Le Desman a fait plier le géant EDF. Sa protection s'impose sur toutes les Pyrénées même dans l'Aude
Des équipes de spécialistes ont capturé (puis relâché) cinq desmans dans l'Aude, du côté de Gesse. Le démarrage d'une action pilote destinée à mesurer l'impact des travaux menés par EDF sur ses installations hydrauliques de Nentilla et Escouloubre.

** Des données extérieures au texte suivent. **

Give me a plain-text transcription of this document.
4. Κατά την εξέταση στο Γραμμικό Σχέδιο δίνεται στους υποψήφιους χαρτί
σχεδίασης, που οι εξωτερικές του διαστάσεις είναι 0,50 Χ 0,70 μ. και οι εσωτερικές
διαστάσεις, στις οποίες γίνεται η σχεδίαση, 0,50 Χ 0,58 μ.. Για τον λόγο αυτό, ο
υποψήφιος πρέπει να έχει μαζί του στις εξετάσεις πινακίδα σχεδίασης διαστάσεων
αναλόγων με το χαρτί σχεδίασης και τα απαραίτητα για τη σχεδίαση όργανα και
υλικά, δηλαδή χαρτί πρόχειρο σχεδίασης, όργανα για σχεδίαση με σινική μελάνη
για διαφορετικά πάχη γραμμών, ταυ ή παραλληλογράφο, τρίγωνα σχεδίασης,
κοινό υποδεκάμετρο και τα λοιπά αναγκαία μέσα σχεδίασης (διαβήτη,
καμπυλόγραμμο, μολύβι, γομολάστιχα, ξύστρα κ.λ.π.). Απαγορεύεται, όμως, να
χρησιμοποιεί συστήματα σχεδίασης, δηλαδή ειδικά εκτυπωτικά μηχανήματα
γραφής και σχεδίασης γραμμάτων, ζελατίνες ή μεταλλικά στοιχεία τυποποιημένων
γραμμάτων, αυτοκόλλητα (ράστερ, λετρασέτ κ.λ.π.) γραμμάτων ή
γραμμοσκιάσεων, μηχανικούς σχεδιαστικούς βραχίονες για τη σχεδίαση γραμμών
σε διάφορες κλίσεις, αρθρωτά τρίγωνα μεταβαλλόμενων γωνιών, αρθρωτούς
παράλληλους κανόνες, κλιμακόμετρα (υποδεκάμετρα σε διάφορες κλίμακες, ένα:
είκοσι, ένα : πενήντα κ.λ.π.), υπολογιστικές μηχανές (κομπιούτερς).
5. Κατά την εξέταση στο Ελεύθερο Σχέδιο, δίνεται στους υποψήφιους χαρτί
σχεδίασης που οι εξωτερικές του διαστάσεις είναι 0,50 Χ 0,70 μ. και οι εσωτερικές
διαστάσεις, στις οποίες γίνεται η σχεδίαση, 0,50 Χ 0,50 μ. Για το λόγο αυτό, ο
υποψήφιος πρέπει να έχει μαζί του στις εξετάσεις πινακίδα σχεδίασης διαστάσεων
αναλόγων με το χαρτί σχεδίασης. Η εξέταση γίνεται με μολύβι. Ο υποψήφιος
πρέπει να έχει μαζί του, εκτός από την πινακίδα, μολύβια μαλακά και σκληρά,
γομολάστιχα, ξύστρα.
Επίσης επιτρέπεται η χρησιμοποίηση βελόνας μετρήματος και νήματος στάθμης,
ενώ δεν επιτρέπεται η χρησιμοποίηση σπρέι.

Avec sa trompe de tamanoir, sa petite bouille de taupe, ses pieds palmés et griffus, sa fourrure bien épaisse à rendre jaloux un vison et sa queue de rat, voilà une bestiole échappée d'un bestiaire fantastique. Que nenni! Cet étonnant micro mammifère, le desman, est tout ce qu'il y a de plus réel. Mais fragile et discret. Endémique dans les Pyrénées et chez nos voisins espagnols du massif Cantabrique, cette espèce protégée vit sur les berges et passe 70 % de son temps dans l'eau vive en quête de larves invertébrées dont elle ne fait qu'une bouchée. «Pour l'apercevoir, tu peux te lever de bonne heure! Il est speed! Une fusée, un vrai nageur de compétition!», rigole Aurélie Bodo, étudiante à l'Ensat en master professionnel fonctionnement des écosystèmes et anthropisation. Son directeur de stage de la fédération Aude Claire en sait quelque chose: voilà vingt ans qu'il suit à la trace le desman. Du petit animal aux mœurs semi-aquatiques et à l'activité plutôt nocturne, Bruno Le Roux en a surtout vu, jusqu'à présent… les crottes. Ces fameuses fèces qui, paraît-il, embaument le miel. M'enfin… C'est quand même plus chouette de se retrouver nez à trompe avec ce drôle d'oiseau. C'est chose faite. Durant six nuits, fin septembre, des équipes du conservatoire régional des espaces naturels avec vétérinaires, chercheurs et spécialistes dont la fédération Aude Claire, ont traqué le desman sur la rivière du côté de Gesse. Et dans les dix-huit nasses installées, cinq spécimens s'y sont laissés capturer. Et ont été aussitôt relâchés après avoir été mesurés et pesés. Des prélèvements de salive ont été également réalisés et des puces transpondeurs posées sur les bestioles afin de pouvoir les repérer.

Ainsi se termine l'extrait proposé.